🤖 AI Summary
Current large language models (LLMs) employ fixed-depth inference strategies, failing to dynamically adjust reasoning depth according to task difficulty and uncertainty—leading to resource redundancy on simple tasks and insufficient reasoning on complex ones. To address this, we propose an adaptive inference paradigm that frames inference resource allocation as a control-augmented policy optimization problem. We establish a systematic taxonomy encompassing both training-internalized and training-agnostic approaches, and formally characterize the implementation mechanisms of deduction, induction, and abduction in LLMs. Leveraging techniques including reinforcement learning, learned controllers, prompt-conditioned control, feedback-driven termination, and modular composition, our framework enables dynamic, fine-grained regulation of the reasoning process. We introduce a unified evaluation framework for method comparison and identify key challenges: self-assessment, meta-reasoning, and human-aligned control. This work provides both theoretical foundations and practical pathways toward efficient, controllable, and interpretable LLM inference.
📝 Abstract
Recent advances in large language models (LLMs) have made reasoning a central benchmark for evaluating intelligence. While prior surveys focus on efficiency by examining how to shorten reasoning chains or reduce computation, this view overlooks a fundamental challenge: current LLMs apply uniform reasoning strategies regardless of task complexity, generating long traces for trivial problems while failing to extend reasoning for difficult tasks. This survey reframes reasoning through the lens of {adaptivity}: the capability to allocate reasoning effort based on input characteristics such as difficulty and uncertainty. We make three contributions. First, we formalize deductive, inductive, and abductive reasoning within the LLM context, connecting these classical cognitive paradigms with their algorithmic realizations.
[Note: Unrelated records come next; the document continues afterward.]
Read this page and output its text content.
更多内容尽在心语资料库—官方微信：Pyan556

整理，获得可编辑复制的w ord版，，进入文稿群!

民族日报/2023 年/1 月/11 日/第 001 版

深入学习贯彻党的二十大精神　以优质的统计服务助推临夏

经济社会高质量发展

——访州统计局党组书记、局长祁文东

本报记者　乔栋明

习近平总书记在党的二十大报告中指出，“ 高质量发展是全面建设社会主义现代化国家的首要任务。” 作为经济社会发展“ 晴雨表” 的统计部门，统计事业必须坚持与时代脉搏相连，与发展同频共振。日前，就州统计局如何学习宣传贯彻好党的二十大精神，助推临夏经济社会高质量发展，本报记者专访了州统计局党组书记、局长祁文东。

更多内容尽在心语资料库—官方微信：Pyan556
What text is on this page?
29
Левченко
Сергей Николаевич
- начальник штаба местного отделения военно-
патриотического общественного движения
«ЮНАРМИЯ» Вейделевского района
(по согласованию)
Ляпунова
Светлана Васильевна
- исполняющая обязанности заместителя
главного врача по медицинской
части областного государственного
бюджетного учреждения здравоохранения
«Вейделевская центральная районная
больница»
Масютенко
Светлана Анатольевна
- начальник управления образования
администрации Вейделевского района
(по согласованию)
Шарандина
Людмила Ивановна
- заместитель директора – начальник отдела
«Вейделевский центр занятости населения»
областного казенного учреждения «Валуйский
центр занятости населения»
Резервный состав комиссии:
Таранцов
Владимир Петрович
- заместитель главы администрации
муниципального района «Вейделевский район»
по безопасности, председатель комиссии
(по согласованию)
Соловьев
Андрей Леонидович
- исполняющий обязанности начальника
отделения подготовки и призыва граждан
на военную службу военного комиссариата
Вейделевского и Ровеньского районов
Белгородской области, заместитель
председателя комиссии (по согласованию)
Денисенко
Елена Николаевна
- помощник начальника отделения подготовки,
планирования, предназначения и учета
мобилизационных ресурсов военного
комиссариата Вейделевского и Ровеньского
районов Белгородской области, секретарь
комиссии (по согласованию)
Second, we formalize adaptive reasoning as a control-augmented policy optimization problem balancing task performance with computational cost, distinguishing learned policies from inference-time control mechanisms. Third, we propose a systematic taxonomy organizing existing methods into training-based approaches that internalize adaptivity through reinforcement learning, supervised fine-tuning, and learned controllers, and training-free approaches that achieve adaptivity through prompt conditioning, feedback-driven halting, and modular composition. This framework clarifies how different mechanisms realize adaptive reasoning in practice and enables systematic comparison across diverse strategies. We conclude by identifying open challenges in self-evaluation, meta-reasoning, and human-aligned reasoning control.